Changes to Plans Under RERA

Section 14 of the Real Estate (Regulation and Development) Act, 2016 converts the sanctioned plan into a legally enforceable promise. A promoter cannot alter the approved layout, building specifications or common amenities without written consent from every affected allottee — and for project-wide structural changes, that threshold climbs to two-thirds of all allottees excluding the promoter. Violate that rule and the RERA authority can void the change, impose a monetary penalty up to 5% of the estimated project cost, and order full restitution or a refund with interest. This post unpacks exactly what that means in practice for FY 2026-27.


What Section 14 of RERA Actually Says

Section 14 of the Real Estate (Regulation and Development) Act, 2016 is brief in text but sweeping in effect.

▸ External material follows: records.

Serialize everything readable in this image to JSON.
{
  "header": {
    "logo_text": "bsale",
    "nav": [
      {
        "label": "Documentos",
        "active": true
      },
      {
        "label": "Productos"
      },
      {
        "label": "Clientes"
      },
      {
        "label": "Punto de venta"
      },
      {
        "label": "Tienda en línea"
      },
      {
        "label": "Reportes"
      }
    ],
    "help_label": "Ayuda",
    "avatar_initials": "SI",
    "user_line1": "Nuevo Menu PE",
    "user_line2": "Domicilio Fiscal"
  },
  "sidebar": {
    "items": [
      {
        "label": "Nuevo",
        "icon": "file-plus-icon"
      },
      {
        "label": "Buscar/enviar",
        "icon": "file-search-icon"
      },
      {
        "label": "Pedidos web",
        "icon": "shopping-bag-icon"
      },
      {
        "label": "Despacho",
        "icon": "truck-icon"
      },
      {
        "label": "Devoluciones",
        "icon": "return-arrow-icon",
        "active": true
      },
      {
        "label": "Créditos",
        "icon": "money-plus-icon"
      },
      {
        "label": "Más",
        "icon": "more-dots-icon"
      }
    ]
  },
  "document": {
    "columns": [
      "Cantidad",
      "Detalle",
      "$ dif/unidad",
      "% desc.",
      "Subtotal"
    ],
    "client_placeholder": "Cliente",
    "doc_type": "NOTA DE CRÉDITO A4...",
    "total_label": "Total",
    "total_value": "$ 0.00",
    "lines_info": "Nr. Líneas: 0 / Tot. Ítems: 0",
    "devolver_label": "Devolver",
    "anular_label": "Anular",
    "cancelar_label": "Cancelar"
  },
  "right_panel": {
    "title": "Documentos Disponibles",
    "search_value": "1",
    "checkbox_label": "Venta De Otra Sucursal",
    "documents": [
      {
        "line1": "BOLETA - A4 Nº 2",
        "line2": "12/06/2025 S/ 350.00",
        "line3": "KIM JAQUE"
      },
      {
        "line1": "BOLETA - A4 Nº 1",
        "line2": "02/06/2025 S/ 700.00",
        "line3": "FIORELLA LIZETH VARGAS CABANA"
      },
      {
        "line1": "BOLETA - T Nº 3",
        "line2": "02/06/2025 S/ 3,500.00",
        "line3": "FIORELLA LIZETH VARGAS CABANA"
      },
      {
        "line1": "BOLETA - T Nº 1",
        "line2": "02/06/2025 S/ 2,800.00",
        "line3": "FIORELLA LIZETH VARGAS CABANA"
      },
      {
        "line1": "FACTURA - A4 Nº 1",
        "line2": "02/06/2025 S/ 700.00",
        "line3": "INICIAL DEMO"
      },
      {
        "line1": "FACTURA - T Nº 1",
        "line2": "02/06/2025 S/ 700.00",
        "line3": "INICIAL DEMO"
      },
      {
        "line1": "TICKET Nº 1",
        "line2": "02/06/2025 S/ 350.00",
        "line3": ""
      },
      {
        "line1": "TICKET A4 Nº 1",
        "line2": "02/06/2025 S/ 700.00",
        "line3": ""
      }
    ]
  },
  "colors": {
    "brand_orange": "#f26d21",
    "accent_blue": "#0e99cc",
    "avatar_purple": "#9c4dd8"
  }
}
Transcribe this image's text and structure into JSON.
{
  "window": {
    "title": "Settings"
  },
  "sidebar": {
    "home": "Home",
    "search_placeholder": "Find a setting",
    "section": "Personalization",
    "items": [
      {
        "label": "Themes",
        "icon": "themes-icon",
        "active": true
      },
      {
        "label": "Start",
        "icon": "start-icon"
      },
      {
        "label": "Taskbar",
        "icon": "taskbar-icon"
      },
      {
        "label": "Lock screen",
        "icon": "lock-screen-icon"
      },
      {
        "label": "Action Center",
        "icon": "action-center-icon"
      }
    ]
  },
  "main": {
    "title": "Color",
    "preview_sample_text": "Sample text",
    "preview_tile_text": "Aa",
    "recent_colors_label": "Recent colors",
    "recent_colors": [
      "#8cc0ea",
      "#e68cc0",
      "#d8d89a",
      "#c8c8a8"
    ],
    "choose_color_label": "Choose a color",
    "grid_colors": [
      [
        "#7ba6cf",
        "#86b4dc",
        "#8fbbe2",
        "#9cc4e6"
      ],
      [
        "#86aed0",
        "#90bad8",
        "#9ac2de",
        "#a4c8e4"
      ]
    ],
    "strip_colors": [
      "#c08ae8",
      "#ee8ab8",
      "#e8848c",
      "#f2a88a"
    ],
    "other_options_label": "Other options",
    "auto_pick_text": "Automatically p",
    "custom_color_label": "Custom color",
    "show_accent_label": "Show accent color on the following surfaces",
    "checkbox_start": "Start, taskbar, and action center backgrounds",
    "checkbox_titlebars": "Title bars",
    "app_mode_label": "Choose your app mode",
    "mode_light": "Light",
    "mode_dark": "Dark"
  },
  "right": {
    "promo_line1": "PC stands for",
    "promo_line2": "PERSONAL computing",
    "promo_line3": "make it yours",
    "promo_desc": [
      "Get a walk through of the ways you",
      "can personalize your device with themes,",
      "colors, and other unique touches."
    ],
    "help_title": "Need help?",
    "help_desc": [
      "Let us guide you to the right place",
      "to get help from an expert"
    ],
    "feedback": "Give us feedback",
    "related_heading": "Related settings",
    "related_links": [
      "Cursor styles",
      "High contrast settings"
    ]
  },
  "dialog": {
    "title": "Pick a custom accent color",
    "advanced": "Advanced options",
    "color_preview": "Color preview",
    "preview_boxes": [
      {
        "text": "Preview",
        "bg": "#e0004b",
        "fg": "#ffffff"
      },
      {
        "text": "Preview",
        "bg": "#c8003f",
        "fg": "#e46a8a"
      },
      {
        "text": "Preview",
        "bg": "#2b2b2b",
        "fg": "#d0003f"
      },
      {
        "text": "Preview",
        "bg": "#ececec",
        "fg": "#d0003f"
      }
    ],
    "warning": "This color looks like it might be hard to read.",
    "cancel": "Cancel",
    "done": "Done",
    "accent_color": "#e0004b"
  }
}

It imposes obligations on the promoter at three distinct levels: what must be delivered as promised, what can only be changed with consent, and how long the promoter remains liable after possession.

Section 14(1): The Completion Certificate Obligation

Section 14(1) requires the promoter to obtain the completion certificate or occupancy certificate from the competent local authority before handing over possession, and to make that certificate available to individual allottees or through the association of allottees. This provision is the legal underpinning that ties physical delivery to the sanctioned plan — you cannot have a valid completion certificate for a building that deviates materially from what the local authority approved.

Section 14(2) is where most disputes arise. It prohibits the promoter from making any addition or alteration to:

  • The sanctioned plans and layout plans
  • The building specifications
  • The nature of fixtures, fittings and amenities described in the agreement annexures

Two separate consent thresholds apply depending on the nature of the change:

  1. Unit-specific change — requires the previous written consent of that particular allottee
  2. Project-wide structural change — requires consent of at least two-thirds of the allottees of the project, excluding the promoter

The phrase "previous written consent" is deliberate. Consent obtained after the change has already been made — even if later documented — is not valid under section 14(2). RERA adjudicating officers across Maharashtra, Karnataka, Haryana and Uttar Pradesh have consistently held this position in complaint orders issued through 2025.

Section 14(2)(ii): The Minor Alterations Carve-Out

The Act creates a narrow exception for minor additions or alterations required due to architectural and structural reasons, provided they are:

  • Duly recommended and verified in writing by the authorized architect or structural engineer
  • Followed by proper declaration and intimation to the allottee

Note two critical words: recommended and intimation. The promoter still needs professional certification in writing — not just a verbal assurance from the site engineer — and must communicate the change to every allottee even if no consent is required. Silence is not adequate intimation.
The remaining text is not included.